Performance of Managed C++ Vs UnManaged/native C++

Question

I am writing a very high performance application that handles and processes hundreds of events every millisecond.

Is Unmanaged C++ faster than managed c++? and why?

Managed C++ deals with CLR instead of OS and CLR takes care of memory management, which simplifies the code and is probably also more efficient than code written by "a programmer" in unmanaged C++? or there is some other reason? When using managed, how can one then avoid dynamic memory allocation, which causes a performance hit, if it is all transparent to the programmer and handled by CLR?

So coming back to my question, Is managed C++ more efficient in terms of speed than unmanaged C++ and why?

@Jerry, true, but many who come more recently to C++/CLI call it managed C++ since it has C++ syntax and produces managed code. They don't know it was the name of something else. Notice the question says managed C++ not Managed C++. — Kate Gregory, Jun 13 '10 at 19:38

Jerry Coffin · Answer 1 · 2016-11-20T06:07:49.110

There is no one answer to this. As a really general rule, native code will usually be faster, but 1) that's not always the case, 2) sometimes the difference is too small to care about, and 3) how well the code is written will usually make more difference than managed vs. unmanaged.

Managed code runs in a virtual machine. Basically, you start with a compiler that produces byte codes as output, then feed that to the virtual machine. The virtual machine then re-compiles it to machine code and executes that. This can provide some real advantages under some circumstances. For one example, if you have a 64-bit processor running a 64-bit VM (pretty nearly a given any more) but and old program written before 64-bit processors were common, the VM will still compile that byte code to 64-bit machine code, which can give quite a substantial speed advantage for at least some code.

At the same time, it can also be a fairly noticeable disadvantage for some code. In particular, the compiler is running while the user waits. To accommodate that, the VM's compiler can't itself run very slowly. Although native code generators differ, there's a pretty fair chance that whatever native compiler you choose includes at least a few optimizations that were foregone in the VM's bytecode compiler to keep its resource usage reasonable.

The VM also uses a garbage collector. Garbage collectors have rather different characteristics from manually managing memory. With many manual managers, allocating memory is fairly expensive. Releasing memory is fairly cheap, but roughly linear on the number of items you release. Other manual managers roughly reverse that, doing extra work when freeing memory in order to make allocation faster. Either way, the cost structure is different from a typical collector.

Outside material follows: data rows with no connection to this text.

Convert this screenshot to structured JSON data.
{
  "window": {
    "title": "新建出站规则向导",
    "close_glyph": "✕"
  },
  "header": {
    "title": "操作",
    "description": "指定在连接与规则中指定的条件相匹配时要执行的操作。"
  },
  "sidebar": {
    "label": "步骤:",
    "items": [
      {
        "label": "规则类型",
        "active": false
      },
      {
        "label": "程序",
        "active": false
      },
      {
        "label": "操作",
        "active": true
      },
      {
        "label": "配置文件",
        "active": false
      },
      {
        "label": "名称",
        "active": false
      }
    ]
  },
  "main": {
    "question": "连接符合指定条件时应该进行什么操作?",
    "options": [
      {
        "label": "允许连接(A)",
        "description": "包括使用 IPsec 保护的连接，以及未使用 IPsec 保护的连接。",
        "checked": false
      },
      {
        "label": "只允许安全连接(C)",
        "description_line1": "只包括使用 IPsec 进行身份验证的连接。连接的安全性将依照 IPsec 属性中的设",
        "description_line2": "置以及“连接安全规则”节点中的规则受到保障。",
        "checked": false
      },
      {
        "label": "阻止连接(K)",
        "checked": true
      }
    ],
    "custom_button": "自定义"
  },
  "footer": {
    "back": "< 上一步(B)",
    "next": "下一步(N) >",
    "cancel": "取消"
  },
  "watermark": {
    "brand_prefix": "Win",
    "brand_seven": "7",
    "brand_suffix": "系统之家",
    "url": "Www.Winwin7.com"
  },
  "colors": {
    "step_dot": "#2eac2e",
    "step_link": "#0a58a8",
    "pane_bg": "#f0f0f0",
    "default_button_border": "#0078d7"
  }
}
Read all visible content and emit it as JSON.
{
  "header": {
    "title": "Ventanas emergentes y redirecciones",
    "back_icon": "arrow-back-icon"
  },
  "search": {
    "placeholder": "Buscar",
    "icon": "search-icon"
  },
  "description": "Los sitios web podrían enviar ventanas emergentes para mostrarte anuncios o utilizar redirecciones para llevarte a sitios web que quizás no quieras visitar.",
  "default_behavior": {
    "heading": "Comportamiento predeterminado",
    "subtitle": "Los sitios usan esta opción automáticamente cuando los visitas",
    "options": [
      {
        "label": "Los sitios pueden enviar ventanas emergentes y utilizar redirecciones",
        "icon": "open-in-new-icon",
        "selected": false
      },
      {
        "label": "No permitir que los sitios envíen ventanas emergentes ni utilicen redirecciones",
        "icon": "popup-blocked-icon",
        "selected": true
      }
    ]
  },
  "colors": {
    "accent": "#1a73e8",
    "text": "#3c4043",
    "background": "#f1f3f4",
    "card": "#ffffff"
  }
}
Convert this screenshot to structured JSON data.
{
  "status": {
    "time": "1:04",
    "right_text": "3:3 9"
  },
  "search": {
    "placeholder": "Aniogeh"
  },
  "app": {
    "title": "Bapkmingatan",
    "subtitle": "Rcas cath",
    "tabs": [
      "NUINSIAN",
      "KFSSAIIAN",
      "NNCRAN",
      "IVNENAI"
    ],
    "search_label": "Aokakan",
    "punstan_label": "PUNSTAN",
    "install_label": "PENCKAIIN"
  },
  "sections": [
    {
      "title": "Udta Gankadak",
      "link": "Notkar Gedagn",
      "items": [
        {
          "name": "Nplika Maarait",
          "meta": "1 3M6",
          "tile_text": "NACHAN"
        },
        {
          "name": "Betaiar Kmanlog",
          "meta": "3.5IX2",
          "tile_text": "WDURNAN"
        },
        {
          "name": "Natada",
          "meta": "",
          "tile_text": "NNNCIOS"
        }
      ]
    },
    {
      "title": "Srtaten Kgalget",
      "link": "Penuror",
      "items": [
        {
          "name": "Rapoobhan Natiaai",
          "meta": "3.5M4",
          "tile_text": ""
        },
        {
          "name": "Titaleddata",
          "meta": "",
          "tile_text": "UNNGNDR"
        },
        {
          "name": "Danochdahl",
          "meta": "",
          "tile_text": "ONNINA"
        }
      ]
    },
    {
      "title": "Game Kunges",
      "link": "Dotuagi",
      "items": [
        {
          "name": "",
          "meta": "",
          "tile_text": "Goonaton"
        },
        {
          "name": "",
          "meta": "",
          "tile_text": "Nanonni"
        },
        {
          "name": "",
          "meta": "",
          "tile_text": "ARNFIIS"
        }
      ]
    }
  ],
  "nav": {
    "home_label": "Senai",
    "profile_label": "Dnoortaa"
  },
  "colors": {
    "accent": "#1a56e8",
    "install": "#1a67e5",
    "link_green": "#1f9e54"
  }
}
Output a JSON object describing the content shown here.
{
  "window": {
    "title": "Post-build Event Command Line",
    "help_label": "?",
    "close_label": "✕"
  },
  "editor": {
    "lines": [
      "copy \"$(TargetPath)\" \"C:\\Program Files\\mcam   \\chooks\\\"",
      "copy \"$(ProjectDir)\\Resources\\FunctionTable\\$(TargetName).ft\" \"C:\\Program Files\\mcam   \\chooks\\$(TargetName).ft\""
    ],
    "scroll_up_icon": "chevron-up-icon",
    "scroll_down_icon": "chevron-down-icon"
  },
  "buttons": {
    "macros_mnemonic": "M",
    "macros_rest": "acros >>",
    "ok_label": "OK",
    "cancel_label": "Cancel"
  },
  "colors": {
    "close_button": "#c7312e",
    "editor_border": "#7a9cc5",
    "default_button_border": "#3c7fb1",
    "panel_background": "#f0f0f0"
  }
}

With a garbage collector, allocating memory is typically very cheap. With a typical (copying) collector, the cost of releasing memory depends primarily upon the number of objects that have been allocated and are still (at least potentially) in use.

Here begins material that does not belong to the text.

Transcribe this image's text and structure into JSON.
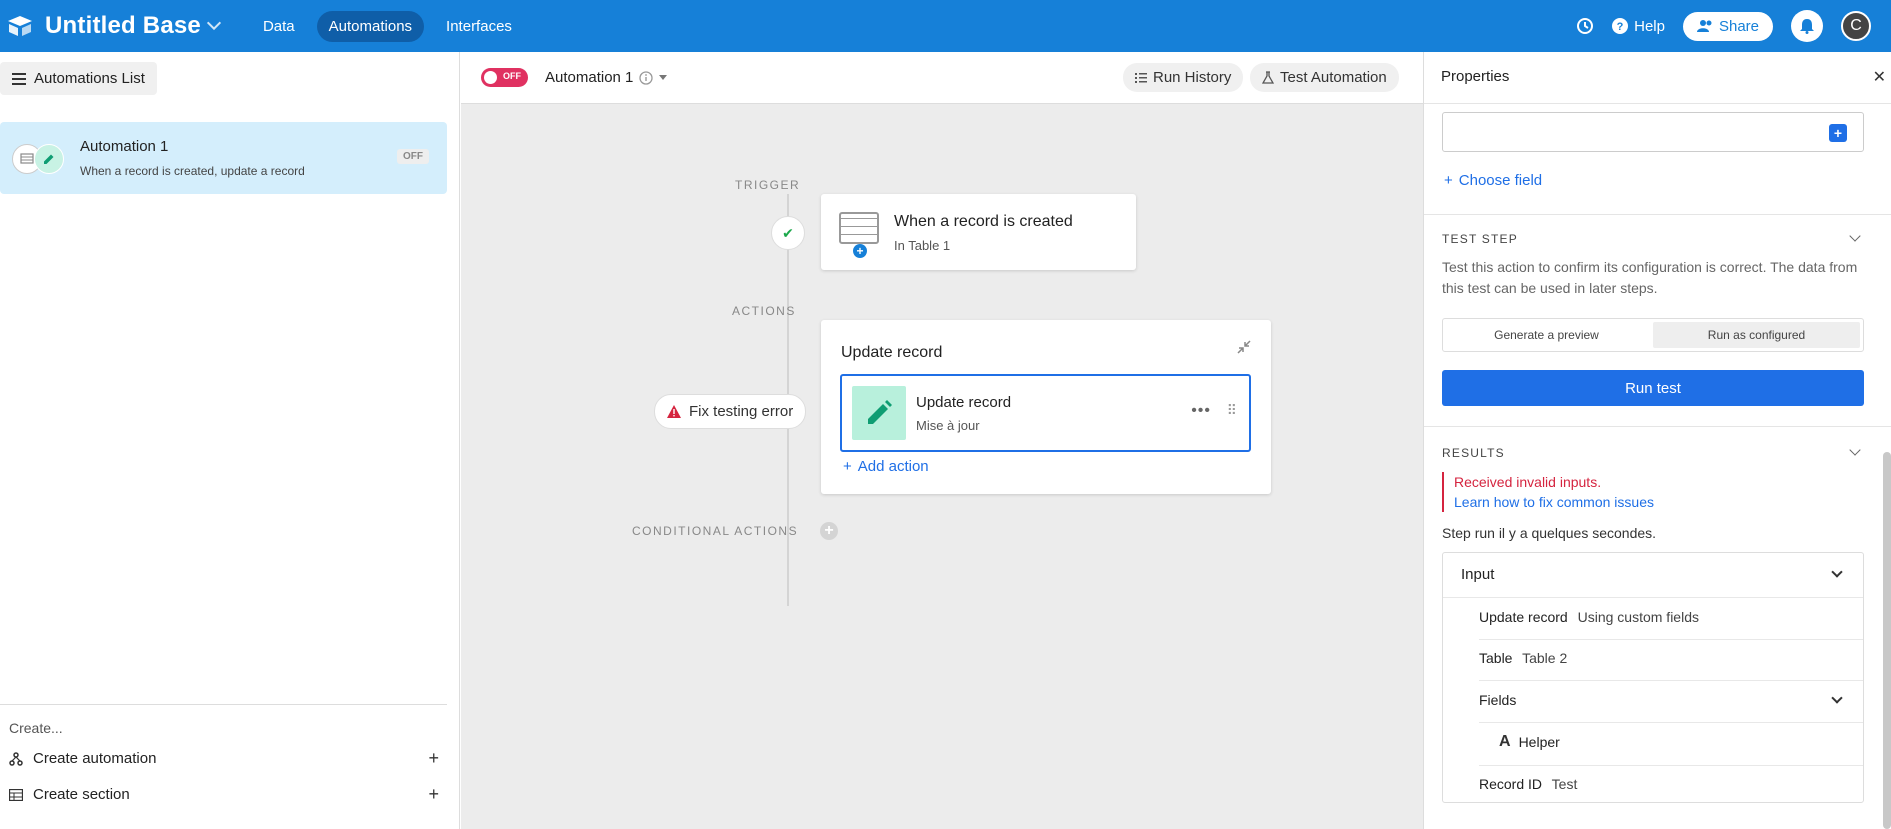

The allocations themselves also differ though. In native C++, you typically create most objects on the stack, where both allocating and releasing memory is extremely cheap. In managed code, you typically allocate a much larger percentage of memory dynamically, where it's garbage collected.

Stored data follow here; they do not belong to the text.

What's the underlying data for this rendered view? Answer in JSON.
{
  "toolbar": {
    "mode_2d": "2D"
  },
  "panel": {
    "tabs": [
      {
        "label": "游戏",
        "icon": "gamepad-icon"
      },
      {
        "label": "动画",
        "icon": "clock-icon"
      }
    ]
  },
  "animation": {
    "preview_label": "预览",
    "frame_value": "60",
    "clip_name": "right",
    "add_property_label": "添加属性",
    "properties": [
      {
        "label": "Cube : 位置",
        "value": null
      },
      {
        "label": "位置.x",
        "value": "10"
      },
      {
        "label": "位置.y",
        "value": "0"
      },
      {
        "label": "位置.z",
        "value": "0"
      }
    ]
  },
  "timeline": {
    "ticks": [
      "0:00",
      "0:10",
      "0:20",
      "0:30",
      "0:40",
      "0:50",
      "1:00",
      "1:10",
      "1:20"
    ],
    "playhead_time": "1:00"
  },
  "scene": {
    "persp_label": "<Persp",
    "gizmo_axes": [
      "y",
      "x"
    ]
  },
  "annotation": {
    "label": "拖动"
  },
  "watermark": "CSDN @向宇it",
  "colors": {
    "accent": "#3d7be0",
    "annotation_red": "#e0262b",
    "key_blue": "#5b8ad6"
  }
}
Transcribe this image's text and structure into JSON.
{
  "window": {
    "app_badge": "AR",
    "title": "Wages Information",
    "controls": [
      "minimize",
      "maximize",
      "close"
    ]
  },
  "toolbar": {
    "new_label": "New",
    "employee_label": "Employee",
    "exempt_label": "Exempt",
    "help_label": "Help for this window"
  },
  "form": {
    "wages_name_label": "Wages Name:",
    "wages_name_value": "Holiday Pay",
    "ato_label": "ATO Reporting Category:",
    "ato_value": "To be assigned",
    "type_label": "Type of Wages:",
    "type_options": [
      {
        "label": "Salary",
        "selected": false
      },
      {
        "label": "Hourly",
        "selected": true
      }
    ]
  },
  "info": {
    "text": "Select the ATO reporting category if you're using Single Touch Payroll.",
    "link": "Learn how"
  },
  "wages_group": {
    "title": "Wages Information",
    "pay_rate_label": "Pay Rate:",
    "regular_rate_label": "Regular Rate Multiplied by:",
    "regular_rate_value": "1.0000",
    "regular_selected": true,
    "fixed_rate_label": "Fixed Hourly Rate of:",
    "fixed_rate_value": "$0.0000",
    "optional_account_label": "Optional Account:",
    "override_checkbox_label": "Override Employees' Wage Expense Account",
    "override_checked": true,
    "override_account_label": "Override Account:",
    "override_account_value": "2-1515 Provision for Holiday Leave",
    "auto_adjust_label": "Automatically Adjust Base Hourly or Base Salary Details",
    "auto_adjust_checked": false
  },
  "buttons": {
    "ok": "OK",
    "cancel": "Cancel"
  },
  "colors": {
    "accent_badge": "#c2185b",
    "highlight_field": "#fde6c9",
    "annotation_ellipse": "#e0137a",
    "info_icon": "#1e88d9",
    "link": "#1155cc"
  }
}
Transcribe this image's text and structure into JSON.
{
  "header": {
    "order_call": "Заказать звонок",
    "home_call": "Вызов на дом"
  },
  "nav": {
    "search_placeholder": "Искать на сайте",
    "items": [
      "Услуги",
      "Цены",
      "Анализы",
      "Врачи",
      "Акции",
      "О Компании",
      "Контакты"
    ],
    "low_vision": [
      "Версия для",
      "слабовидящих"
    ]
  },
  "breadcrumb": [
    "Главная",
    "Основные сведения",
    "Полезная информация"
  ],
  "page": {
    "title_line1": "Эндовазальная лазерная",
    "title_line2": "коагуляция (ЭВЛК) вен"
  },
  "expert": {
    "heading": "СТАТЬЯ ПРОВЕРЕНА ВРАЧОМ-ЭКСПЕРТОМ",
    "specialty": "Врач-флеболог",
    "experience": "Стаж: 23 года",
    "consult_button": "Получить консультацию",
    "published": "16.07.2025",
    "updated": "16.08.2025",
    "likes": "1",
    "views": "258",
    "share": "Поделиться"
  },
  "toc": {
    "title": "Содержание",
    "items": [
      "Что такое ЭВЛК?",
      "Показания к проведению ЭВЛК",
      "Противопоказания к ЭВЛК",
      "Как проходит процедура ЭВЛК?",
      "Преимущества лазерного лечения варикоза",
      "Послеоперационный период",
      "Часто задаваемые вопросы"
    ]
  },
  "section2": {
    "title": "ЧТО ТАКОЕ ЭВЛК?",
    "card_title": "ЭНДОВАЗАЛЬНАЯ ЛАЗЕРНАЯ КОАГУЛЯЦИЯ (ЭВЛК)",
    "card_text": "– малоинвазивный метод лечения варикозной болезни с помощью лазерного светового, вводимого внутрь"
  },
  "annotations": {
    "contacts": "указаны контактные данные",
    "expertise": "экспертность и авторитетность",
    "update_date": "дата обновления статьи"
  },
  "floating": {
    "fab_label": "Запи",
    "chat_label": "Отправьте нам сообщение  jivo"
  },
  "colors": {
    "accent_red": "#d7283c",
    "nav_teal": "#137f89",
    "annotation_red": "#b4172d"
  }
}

The translation to machine code take place only once. If I am executing the same line of code numerous times then I think this translation does not matter. Yes the garbage collector point you made is an important one and also the dynamic memory allocation. Is there a sample available where you preallocate a large chunk of memory to use in order to avoid dynamic malloc? IS it possible to do in C#? — bsobaid, Jun 10 '10 at 19:37
@Jerry Coffin You are describing the behavior of the Java Hotspot VM. It first (fast) compiles on the first request, than detects hot loops (its where the name comes from) and recompiles them with some not too bad optimizations. Unfortunately, the .NET CLR (4) does still not do so. — Haymo Kutschbach, Feb 23 '12 at 09:42
@bsobaid, yes one could put a large chunck of memory to avoid malloc, by using large global variables, however local function for small variables work usually faster. Though extreme situations require extreme solutions And you need to test those. its hard to tell unless if you tested it out — Peter, Mar 20 '17 at 21:54

score 2 · Answer 2 · answered Jun 10 '10 at 16:54

2

You can write slow code in any language; conversely, you can use decent algorithms that may well be fast is almost any language.

The common answer here would be to pick a language that you already know, use appropriate algorithms, then profile the heck out of it to determine the actual hot spots.

I am somewhat concerned about the hundreds of events every millisecond statement. That's an awful lot. Are you reasonably going to be able to do the processing you expect in any language?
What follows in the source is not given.